An article about three studies that showed that implantable cardiac devices are underused interviews Anne B. Curtis, MD, Charles and Mary Bauer Professor and chair and SUNY Distinguished Professor in the Department of Medicine. “Device usage across both gender and race was strikingly low, despite medical records documenting patient eligibility for the therapy. The breadth of practice type, from academic medical centers to community hospitals, along with the sheer number of patients highlight the seriousness of the challenge,” she said.
An article reports Jennifer A. Meka, PhD, has been named the inaugural director of the Medical Education and Educational Research Institute, assistant dean of medical education and an assistant professor of medicine in the Jacobs School of Medicine and Biomedical Sciences, with a secondary appointment in the Graduate School of Education.
A team of UB biomedical engineers, cardiovascular specialists and neurosurgeons are working together to create and use custom-made models of the human vascular system. “We can take the same anatomy that we find in a patient, 3D print it and then perform these procedures whether to test a new device, test a new strategy or devise a treatment strategy for a particular patient,” said Adnan Siddiqui, MD, PhD, professor of neurosurgery. Vijay S. Iyer, MD, PhD, clinical associate professor of medicine in the Division of Cardiovascular Medicine, was also interviewed.
John A. Sellick Jr., DO, professor of medicine in the Division of Infectious Diseases, was interviewed about the consequences of refusing to receive a flu shot. “This year the circulating strains of influenza virus appear to be well-matched with the vaccine strains, but we will not know the ultimate efficacy until the season is over,” he said.
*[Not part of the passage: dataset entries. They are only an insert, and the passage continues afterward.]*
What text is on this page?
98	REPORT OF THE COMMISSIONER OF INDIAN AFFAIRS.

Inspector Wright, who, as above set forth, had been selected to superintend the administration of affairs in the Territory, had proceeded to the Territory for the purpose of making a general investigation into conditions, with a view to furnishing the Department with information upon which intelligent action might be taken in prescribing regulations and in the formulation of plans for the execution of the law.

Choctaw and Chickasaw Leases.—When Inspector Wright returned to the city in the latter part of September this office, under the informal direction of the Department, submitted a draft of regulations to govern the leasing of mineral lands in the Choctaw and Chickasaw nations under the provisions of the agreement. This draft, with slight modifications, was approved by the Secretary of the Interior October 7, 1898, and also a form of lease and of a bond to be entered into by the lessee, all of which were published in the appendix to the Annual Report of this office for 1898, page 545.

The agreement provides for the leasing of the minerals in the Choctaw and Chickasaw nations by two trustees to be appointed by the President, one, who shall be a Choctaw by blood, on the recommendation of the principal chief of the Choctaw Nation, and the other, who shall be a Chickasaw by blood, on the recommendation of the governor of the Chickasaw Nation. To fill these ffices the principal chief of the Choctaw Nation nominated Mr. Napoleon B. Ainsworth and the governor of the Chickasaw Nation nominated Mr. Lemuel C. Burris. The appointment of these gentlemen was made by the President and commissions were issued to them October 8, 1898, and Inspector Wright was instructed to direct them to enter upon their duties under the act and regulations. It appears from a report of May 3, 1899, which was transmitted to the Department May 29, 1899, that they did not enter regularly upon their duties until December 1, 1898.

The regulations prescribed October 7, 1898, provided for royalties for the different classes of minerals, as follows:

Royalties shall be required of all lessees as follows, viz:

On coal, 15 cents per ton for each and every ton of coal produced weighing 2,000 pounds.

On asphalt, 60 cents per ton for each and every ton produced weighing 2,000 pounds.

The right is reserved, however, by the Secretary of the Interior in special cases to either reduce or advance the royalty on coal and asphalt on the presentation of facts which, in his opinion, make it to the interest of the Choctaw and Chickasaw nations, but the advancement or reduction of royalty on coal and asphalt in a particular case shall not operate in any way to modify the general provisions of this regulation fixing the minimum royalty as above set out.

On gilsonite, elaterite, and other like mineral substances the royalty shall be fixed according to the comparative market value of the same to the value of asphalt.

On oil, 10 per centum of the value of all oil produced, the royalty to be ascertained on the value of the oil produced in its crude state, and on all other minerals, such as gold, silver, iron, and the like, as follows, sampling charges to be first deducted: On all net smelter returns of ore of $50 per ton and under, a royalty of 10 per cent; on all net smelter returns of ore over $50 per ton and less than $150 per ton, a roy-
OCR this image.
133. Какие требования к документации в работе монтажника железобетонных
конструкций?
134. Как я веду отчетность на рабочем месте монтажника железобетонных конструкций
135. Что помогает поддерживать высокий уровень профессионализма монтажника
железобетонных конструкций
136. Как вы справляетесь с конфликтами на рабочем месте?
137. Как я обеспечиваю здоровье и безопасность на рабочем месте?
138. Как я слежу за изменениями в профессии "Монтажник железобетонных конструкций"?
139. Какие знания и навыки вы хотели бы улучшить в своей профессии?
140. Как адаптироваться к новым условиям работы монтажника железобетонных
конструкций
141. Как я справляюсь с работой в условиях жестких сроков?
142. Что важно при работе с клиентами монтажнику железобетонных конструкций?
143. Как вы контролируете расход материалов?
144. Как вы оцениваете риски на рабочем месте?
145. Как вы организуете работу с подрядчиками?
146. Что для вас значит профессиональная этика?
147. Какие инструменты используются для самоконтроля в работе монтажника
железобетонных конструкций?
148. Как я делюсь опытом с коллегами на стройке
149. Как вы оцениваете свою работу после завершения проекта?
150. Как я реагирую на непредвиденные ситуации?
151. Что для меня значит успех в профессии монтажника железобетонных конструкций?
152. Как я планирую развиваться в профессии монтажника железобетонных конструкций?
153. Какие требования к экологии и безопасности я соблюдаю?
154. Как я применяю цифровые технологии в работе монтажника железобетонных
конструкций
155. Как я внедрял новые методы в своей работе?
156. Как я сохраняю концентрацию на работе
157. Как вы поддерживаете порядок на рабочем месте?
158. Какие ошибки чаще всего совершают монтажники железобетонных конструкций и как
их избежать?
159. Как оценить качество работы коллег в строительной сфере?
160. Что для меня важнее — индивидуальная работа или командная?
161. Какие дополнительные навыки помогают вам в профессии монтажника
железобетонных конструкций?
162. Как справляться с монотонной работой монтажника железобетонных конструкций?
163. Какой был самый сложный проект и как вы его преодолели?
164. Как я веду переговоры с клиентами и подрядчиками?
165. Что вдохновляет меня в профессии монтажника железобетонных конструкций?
An article about a new study that found the presence of fungi and bacteria in vape juice and e-cigarette cartridges interviews Sanjay Sethi, MD, professor of medicine and chief of pulmonary, critical care and sleep medicine, who said the findings are “interesting, but not surprising.” The article notes that he would like to see further research elaborating on how the levels of endotoxin and glucan in e-cigarettes stack up against those in traditional cigarettes, which he says would give the results more context, adding, however, he agrees the current study’s findings are another reason for concern about e-cigarettes.
An article on research that showed that using cognitive-behavioral therapy delivered by phone or online leads to improvements in patient-reported outcomes in irritable bowel syndrome interviews Jeffrey M. Lackner, PsyD, professor of medicine, chief of behavioral medicine and director of the Behavioral Medicine Clinic. “Patients with some of the most challenging, complex GI symptoms can achieve very real improvements in IBS symptoms that do not respond to standard conventional treatments,” he said.
A story about the various illnesses that are going around now that the weather is becoming more spring-like interviews Stanley A. Schwartz, MD, PhD, UB Distinguished Professor of medicine and pediatrics. “The spring’s a funny time,” said Schwartz, chief of the Department of Medicine’s Division of Allergy, Immunology and Rheumatology. “In the springtime there are a whole bunch of different viruses that become very prevalent. Most of them are harmless ... harmless in the sense that they're not going to kill you, but you may feel like you're going to die.”
An article spotlights the work of Paresh Dandona, MD, PhD, SUNY Distinguished Professor of medicine and chief of endocrinology, diabetes and metabolism, and his colleagues at the Diabetes-Endocrinology Center of Western New York in Amherst.